The pre-dawn assault on May 10, 1775, caught Delaplace completely unprepared. Ethan Allen and Benedict Arnold led a mixed force of Green Mountain Boys and Massachusetts volunteers across the lake and through the fort's unguarded postern gate before the alarm could be raised. Delaplace was awakened by the commotion and appeared in his quarters to find Allen demanding the fort's surrender in terms that left him no military option. With a garrison of fewer than fifty men, no artillery prepared for service, and armed men already inside the walls, Delaplace had no realistic choice but to comply. He surrendered the fort, the garrison, and most importantly the considerable store of heavy artillery that the Americans desperately needed for operations against Boston.
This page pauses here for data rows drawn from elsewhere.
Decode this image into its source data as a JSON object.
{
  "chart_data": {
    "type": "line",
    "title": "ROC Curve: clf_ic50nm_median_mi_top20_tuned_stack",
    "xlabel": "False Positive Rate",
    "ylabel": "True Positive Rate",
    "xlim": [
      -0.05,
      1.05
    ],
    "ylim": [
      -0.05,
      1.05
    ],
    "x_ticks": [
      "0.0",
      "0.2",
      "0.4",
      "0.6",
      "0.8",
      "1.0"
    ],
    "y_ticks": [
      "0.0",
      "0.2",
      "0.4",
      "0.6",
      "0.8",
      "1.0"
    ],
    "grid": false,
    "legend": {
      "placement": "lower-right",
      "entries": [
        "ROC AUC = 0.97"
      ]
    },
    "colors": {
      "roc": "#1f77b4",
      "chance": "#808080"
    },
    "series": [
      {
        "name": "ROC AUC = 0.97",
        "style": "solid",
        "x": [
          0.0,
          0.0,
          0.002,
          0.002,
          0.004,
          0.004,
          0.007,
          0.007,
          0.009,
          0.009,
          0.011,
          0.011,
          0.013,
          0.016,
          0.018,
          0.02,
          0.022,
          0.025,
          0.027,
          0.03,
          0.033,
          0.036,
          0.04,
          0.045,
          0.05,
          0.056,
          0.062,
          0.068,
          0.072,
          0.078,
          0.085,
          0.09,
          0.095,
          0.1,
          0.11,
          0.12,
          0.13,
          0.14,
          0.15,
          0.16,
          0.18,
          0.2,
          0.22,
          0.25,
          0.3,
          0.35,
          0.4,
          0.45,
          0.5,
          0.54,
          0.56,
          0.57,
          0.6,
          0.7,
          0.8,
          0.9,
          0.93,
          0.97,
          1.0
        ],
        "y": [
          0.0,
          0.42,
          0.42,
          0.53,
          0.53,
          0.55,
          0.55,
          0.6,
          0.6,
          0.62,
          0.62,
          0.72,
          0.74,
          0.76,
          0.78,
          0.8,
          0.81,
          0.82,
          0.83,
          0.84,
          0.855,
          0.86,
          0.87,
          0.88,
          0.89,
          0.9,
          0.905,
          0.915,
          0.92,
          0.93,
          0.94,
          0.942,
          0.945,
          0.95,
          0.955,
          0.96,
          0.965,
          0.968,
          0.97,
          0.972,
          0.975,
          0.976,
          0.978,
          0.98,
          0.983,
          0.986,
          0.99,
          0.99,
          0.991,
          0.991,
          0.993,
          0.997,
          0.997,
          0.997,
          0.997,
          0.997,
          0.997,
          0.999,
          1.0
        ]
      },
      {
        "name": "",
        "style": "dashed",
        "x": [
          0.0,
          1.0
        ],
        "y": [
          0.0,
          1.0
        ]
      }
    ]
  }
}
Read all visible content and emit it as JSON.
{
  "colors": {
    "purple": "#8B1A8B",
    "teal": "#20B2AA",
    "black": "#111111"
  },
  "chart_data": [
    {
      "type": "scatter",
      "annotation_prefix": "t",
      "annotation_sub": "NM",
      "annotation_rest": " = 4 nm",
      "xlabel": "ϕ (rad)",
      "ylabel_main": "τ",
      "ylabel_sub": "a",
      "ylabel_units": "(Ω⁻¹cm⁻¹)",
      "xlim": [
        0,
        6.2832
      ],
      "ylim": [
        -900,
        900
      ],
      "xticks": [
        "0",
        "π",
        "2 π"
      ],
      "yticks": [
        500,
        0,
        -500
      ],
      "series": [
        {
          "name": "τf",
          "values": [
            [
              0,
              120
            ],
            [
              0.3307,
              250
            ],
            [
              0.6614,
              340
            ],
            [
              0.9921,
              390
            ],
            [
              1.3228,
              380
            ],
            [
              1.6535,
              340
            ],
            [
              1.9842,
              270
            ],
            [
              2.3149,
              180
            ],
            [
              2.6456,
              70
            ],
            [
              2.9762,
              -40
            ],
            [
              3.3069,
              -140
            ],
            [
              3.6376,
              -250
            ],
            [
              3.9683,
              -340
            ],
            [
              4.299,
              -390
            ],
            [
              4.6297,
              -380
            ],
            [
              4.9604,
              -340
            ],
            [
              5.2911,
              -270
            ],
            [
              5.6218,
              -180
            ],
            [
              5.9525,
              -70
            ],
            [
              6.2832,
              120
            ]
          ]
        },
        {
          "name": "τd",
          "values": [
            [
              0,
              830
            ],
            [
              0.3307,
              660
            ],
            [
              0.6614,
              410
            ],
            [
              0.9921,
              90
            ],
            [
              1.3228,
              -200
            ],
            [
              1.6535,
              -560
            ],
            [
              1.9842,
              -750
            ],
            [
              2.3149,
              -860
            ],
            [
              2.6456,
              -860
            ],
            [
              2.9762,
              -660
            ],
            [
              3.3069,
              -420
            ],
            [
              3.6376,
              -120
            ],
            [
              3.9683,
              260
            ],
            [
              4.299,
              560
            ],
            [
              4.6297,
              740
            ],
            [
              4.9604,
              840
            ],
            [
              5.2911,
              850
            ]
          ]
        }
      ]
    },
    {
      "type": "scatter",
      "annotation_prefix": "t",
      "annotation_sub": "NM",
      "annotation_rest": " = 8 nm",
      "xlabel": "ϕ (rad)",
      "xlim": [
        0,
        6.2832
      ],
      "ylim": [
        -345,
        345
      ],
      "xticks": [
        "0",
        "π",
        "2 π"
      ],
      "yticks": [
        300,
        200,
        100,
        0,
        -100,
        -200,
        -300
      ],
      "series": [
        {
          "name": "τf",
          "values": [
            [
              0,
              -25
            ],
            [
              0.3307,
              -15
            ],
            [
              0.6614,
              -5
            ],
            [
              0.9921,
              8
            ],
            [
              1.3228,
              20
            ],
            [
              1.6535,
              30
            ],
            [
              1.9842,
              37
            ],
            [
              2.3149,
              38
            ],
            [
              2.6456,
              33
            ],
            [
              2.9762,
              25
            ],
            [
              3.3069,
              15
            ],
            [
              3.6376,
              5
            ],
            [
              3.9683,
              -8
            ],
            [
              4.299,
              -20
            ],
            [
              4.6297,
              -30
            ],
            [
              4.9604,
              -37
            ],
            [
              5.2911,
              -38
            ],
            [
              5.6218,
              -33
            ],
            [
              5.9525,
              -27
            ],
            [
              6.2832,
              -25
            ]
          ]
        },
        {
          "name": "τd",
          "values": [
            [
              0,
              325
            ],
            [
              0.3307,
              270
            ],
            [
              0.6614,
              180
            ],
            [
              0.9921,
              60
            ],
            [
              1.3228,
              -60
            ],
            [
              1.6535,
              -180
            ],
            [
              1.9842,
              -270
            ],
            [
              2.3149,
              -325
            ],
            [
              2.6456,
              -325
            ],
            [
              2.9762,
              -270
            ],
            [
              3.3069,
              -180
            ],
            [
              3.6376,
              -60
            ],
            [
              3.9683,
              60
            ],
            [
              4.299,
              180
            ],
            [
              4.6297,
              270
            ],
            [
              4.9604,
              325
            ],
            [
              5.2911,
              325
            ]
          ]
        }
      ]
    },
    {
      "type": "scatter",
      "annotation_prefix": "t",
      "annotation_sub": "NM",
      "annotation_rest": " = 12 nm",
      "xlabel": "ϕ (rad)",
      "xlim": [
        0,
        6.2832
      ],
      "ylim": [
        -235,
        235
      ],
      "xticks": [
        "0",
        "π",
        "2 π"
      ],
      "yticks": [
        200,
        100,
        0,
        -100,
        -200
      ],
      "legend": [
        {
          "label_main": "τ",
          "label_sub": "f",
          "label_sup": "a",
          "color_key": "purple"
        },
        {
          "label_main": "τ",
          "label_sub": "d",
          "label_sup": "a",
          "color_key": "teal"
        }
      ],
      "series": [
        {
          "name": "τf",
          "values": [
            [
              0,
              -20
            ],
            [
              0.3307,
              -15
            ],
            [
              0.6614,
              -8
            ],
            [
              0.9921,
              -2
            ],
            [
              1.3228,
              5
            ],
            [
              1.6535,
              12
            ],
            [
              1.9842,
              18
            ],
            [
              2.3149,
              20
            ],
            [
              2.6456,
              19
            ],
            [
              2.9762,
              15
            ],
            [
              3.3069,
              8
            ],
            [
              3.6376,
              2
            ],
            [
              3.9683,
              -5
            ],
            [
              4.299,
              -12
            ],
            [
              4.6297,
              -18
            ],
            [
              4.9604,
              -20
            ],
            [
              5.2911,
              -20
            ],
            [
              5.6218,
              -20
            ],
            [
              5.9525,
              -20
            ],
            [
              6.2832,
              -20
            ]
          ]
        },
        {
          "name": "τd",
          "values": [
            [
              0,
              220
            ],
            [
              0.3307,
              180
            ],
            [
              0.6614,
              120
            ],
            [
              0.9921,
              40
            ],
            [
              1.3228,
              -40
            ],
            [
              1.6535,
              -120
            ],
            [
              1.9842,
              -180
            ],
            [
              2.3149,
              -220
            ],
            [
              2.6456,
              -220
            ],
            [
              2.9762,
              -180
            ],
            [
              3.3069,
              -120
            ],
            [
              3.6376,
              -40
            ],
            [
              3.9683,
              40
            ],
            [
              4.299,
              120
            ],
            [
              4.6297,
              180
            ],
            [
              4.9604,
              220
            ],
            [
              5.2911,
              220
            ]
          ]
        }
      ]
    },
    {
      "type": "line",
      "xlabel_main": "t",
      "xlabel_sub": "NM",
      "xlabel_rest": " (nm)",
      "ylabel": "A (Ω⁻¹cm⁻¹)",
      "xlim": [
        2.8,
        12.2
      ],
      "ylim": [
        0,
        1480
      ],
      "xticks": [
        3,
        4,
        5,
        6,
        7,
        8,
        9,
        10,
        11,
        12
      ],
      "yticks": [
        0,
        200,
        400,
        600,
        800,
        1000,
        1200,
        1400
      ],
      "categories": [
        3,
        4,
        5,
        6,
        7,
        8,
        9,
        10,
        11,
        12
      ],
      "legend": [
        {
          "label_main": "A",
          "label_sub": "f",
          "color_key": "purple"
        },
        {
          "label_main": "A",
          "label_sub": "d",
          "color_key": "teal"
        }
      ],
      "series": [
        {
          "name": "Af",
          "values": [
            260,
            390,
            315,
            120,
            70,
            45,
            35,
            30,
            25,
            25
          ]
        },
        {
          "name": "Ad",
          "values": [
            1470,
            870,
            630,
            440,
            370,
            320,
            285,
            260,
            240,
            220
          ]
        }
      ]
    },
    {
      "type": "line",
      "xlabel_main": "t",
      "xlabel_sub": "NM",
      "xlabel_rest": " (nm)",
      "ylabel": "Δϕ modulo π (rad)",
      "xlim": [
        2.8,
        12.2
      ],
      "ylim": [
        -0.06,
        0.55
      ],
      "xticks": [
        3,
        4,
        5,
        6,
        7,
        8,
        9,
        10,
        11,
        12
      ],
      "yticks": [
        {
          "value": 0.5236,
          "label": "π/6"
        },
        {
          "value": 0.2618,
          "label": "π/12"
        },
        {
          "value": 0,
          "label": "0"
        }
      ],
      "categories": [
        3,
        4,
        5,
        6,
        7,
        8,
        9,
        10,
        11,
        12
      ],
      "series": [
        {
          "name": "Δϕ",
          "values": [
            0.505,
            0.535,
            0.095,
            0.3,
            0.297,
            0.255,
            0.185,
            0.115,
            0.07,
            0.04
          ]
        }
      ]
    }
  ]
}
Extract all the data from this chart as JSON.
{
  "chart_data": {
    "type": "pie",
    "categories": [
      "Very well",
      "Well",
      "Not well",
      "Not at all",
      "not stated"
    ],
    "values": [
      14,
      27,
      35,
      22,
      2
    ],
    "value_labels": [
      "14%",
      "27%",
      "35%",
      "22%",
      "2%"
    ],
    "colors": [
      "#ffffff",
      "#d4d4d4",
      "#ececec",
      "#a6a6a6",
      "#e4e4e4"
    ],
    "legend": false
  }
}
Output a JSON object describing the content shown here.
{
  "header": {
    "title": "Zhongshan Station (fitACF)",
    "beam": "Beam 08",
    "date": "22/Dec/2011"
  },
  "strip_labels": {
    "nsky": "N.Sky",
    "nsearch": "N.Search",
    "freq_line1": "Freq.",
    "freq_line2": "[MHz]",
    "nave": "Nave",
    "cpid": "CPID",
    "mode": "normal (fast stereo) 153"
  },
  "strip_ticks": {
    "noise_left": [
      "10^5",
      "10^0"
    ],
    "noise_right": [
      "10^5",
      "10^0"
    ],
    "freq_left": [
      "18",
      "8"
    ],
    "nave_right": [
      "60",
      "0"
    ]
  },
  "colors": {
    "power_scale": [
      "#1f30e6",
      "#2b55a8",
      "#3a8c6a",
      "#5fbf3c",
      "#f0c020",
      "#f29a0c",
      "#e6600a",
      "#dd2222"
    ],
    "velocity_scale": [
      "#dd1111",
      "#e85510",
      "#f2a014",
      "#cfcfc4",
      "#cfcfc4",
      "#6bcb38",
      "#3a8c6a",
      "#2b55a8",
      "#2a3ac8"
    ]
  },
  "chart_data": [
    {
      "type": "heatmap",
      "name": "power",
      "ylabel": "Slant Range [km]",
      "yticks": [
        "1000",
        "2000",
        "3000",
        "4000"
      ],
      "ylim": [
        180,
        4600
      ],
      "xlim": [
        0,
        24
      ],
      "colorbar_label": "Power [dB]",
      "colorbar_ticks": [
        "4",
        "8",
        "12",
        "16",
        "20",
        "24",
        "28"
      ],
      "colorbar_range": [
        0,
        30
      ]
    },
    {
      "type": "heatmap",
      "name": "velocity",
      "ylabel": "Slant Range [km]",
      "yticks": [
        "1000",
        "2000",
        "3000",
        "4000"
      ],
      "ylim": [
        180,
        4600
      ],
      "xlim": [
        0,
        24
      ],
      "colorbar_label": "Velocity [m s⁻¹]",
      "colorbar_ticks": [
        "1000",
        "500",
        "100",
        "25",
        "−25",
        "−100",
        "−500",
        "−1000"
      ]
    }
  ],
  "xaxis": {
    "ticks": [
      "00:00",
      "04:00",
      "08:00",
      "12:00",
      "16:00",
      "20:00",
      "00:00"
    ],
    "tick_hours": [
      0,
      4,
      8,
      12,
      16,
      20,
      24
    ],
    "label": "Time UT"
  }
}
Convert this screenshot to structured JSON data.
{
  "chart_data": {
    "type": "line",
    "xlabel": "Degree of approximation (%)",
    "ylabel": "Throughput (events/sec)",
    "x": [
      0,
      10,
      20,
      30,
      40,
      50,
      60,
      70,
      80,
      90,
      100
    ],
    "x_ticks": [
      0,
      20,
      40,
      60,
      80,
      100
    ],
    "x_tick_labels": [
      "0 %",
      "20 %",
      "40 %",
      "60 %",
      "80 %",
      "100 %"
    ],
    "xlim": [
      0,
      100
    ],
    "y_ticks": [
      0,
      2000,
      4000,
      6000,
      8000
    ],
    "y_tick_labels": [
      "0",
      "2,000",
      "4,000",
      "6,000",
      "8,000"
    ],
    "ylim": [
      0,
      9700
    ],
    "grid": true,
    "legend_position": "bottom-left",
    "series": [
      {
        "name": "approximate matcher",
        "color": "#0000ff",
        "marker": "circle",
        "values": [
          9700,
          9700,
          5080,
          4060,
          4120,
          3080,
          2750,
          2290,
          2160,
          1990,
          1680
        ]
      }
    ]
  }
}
Delaplace was taken prisoner and transported to Connecticut, where he and his garrison were held for a period before being eventually exchanged or released. He returned to British service and continued his military career, though he never commanded another significant position. His name survived in American memory chiefly as the foil to Ethan Allen's dramatic demand, an unwitting participant in one of the Revolution's most colorful early scenes. The artillery he surrendered, hauled across the mountains by Henry Knox during the winter of 1775-1776, gave Washington the firepower to force the British evacuation of Boston in March 1776, making Delaplace's surrender one of the more consequential moments of the war's opening phase.